As has been obvious to some of my Facebook folks, I have been noticeably absent from there lately. And as usual, I have a reason for it.
You know that old phrase that states celebrities always go in threes? I’ve got a bit of my own life situation with the number three only fortunately, all three don’t involve dying. Possibly one but nothing more.
Either way you look at it, all three have been causing me a bit of stress lately and as I normally do, I write just to get it all out. Here they are.
1. Mom’s Sudden Surgery. I got an e-mail from my brother on Wednesday telling me that Mom was going in for surgery on Thursday. Being I haven’t spoken to Mom in a bit, this came as a total surprise so I was on the horn to my extensive list of cousins, aunts and uncles trying to get more information, or to see if they knew anything. Nobody did; it was Mom’s wish to keep this on the down-low so as not to worry anybody. Mission accomplished. While Mom and I have had our disagreements in the past over varied issues, she’s still Mom and at her age, any type of surgery – in this case, it was relatively minor – is cause for concern. I will visit her this weekend in the hospital, the same one where she had another operation back in 2008.
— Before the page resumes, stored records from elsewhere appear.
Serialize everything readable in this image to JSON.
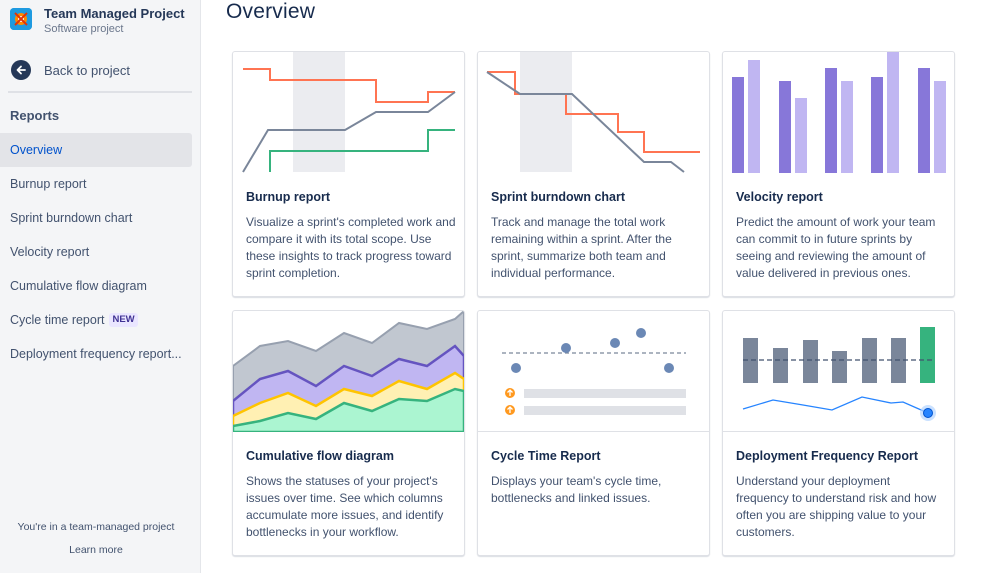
{
  "sidebar": {
    "project_name": "Team Managed Project",
    "project_type": "Software project",
    "back_label": "Back to project",
    "section_heading": "Reports",
    "items": [
      {
        "label": "Overview",
        "active": true
      },
      {
        "label": "Burnup report"
      },
      {
        "label": "Sprint burndown chart"
      },
      {
        "label": "Velocity report"
      },
      {
        "label": "Cumulative flow diagram"
      },
      {
        "label": "Cycle time report",
        "badge": "NEW"
      },
      {
        "label": "Deployment frequency report..."
      }
    ],
    "footer_note": "You're in a team-managed project",
    "learn_more": "Learn more"
  },
  "main": {
    "title": "Overview",
    "cards": [
      {
        "title": "Burnup report",
        "description": "Visualize a sprint's completed work and compare it with its total scope. Use these insights to track progress toward sprint completion.",
        "icon": "burnup-chart-illustration"
      },
      {
        "title": "Sprint burndown chart",
        "description": "Track and manage the total work remaining within a sprint. After the sprint, summarize both team and individual performance.",
        "icon": "burndown-chart-illustration"
      },
      {
        "title": "Velocity report",
        "description": "Predict the amount of work your team can commit to in future sprints by seeing and reviewing the amount of value delivered in previous ones.",
        "icon": "velocity-chart-illustration"
      },
      {
        "title": "Cumulative flow diagram",
        "description": "Shows the statuses of your project's issues over time. See which columns accumulate more issues, and identify bottlenecks in your workflow.",
        "icon": "cumulative-flow-illustration"
      },
      {
        "title": "Cycle Time Report",
        "description": "Displays your team's cycle time, bottlenecks and linked issues.",
        "icon": "cycle-time-illustration"
      },
      {
        "title": "Deployment Frequency Report",
        "description": "Understand your deployment frequency to understand risk and how often you are shipping value to your customers.",
        "icon": "deployment-frequency-illustration"
      }
    ]
  },
  "colors": {
    "accent": "#0052CC",
    "orange": "#FF7452",
    "grey_line": "#7A869A",
    "green": "#36B37E",
    "purple_dark": "#8777D9",
    "purple_light": "#C0B6F2",
    "yellow": "#FFE380"
  }
}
2. Ozziekat. Our beloved cat Ozzie (aka Ozzie D., Ozzers, Nozzie, etc.), who we’ve had since he was a kitten, seems to have been taken a turn for the worst in terms of his health. There are days when he’s doing just fine then there’s those when he’s really lethargic and not eating. Right now he’s in one of his down stages and it’s not a lot of fun. He’ll still get up and walk around but I can tell that he’s just not himself, even if he does have an appetite. Sure, he’ll still nuzzle me and purr like mad but I can tell he’s not 100 percent Ozzie. This all comes way too soon after having to put Cindy down just over a year ago and we’re hoping that a visit to the vet will set him right again. I just couldn’t handle having to put him down – I can still see that little kitten we brought home in 1999. That makes him nowhere near Cindy’s age (she was 17) so it seems we’ve been cheated with Ozzie’s 12, should he get worse and need to be put down soon. I’m trying not to think that way but unfortunately, it’s a possibility.
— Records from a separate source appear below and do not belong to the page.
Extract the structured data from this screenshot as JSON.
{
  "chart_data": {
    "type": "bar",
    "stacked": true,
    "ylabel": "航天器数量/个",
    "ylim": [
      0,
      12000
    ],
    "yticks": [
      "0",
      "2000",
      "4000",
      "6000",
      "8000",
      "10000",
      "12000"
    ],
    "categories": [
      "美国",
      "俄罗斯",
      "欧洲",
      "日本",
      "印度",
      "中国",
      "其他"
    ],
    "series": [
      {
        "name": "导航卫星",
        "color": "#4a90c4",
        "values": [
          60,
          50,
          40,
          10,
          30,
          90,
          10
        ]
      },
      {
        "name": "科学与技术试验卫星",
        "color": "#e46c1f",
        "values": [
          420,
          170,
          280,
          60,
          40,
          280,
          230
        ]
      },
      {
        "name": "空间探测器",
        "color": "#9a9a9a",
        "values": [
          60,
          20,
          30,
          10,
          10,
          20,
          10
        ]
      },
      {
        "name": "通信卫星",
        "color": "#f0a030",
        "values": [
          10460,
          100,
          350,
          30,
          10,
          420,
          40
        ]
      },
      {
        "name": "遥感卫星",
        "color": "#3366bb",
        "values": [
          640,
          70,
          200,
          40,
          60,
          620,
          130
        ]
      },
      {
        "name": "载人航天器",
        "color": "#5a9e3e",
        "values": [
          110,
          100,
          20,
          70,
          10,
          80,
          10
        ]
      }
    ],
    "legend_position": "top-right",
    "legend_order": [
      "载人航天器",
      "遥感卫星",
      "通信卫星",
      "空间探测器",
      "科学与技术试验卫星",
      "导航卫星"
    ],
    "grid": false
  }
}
3. Possible Job. With all of the bad, there is some good to report. I got an e-mail the other day from a recruiter about a job as a Tech Writer for a major pharmaceutical company which believe me, you’ve heard of. Despite the quality of my posts here, I can assure you that I can actually produce a decent document when I truly apply myself. (I had to write a 20-page business proposal in college for my final exam in Tech Writing. It got me an A.) I’ve been in constant contact with this person with follow-ups, resumes, etc. I got word today that I have been shortlisted and will hear from them next week regarding an interview. So why should I stress about this since it is good news? The pay for this position is absolutely ridiculous and not in a bad way. I will be making almost triple my current hourly rate should I get it and believe me, after being unemployed for nearly two years and having creditors calling daily asking for money (yeah, take a number, buddy), this job could solve our financial problems in only a few months’ time. I’m excited, worried, confused. I’m just hoping it all works out.
So that’s it. I’m not really sure if I feel much better but at least I got it out.